È di qualche giorno addietro l’importante sentenza n. 14815/2017 della Corte di Cassazione che va confermando il convincimento, maturato da tempo da noi commercialisti, che le attività professionali debbano essere svolte da soggetti riconosciuti e, quindi, in possesso di adeguate competenze specifiche.

L’espletamento di tali attività da parte di soggetti qualificati persegue l’interesse generale, come evidenziato sempre più spesso – oltre che dalla cronaca – anche dalla prassi giurisprudenziale.
Nello specifico, la richiamata sentenza ricorda che il DLgs. 139/2005 inserisce tra le altre attività di “riconosciuta competenza tecnica” per gli iscritti alla Sezione A dell’Albo anche la “tenuta e redazione dei libri contabili, fiscali e del lavoro, controllo della documentazione contabile, revisione e certificazione contabile di associazioni, persone fisiche o giuridiche diverse dalle società di capitali”.

La Cassazione chiarisce il principio per il quale chi svolge in modo continuativo, organizzato e retribuito attività che sono individuate come competenza specifica di una professione, simulando di fatto l’iscrizione in un Albo, commette esercizio abusivo, anche qualora queste non siano attribuite in via esclusiva a tale categoria. La Suprema Corte, d’altra parte, non ha fatto niente altro che ribadire quanto già sancito dalla sentenza a Sezioni Unite n. 11545 del 23 marzo 2012.

Nel contesto specifico della tenuta dei conti e della predisposizione del bilancio, peraltro, da tempo il CNDCEC è dell’opinione che debbano essere utilizzate apposite forme di “qualificazione” per garantire i terzi che le risultanze quantitative emergenti dai prospetti di sintesi sono il risultato di un lavoro svolto da esperti, avvalorando, quindi, la qualità e la credibilità del bilancio. Il riconoscimento della presenza di una mano esperta è, per esempio, particolarmente utile per le società di persone, nel momento in cui queste presentano il proprio bilancio agli istituti finanziari per ottenere un finanziamento o a investitori privati.

Pratica non equiparabile alla revisione

La pratica sopra esposta, nota a livello internazionale come “compilazione” (“compilation”), non è evidentemente equiparabile alla revisione, che richiede un processo completo di controllo, né prevede l’espressione di un giudizio di controllo sull’attendibilità dei dati, bensì è un servizio che garantisce la bontà della modalità tecnica con cui il bilancio è stato predisposto.

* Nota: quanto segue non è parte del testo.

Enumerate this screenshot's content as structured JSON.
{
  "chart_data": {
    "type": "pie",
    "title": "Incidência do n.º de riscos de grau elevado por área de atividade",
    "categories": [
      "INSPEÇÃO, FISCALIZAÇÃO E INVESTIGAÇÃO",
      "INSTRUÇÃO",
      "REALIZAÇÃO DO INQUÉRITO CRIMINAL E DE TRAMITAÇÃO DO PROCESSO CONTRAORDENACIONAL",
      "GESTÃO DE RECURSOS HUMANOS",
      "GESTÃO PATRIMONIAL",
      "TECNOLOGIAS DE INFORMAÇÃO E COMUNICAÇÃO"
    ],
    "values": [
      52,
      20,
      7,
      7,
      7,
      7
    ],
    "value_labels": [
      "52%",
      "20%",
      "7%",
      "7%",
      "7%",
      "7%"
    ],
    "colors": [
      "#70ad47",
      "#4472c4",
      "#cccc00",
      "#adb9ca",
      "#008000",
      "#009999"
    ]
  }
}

L’iscritto mette, in sostanza, a disposizione della società la propria conoscenza in ambito contabile e di informativa/comunicazione finanziaria per l’adozione delle norme giuscontabili e delle disposizioni generalmente riconosciute dalla prassi (principi contabili nazionali o IFRS). La responsabilità della veridicità dei dati contabili resta in capo all’organo esecutivo, poiché l’attività dell’iscritto è limitata alla corretta adozione tecnica delle previsioni.

La prassi più autorevole oggi in materia è rappresentata dall’ISRS 4410 Compilation Engagements (Principio internazionale sui servizi professionali connessi n. 4410, Incarichi di compilazione), predisposto dall’IAASB, autorevole organismo che predispone i Principi di revisione internazionali. Di tale documento è stata fornita anche una guida da parte del Comitato per i piccoli e medi studi professionali istituito presso l’IFAC, organizzazione mondiale di esperti contabili, presso cui opera anche il citato IAASB.
Il Principio e la Guida possono fornire la base per lo svolgimento dell’attività in oggetto.

In sintesi, è bene che la qualità sia visibile e riconoscibile anche da terzi, dal momento che – le sentenze lo ricordano – la professionalità non è un dono naturale, ma una caratteristica conseguita dai professionisti con grande sacrificio.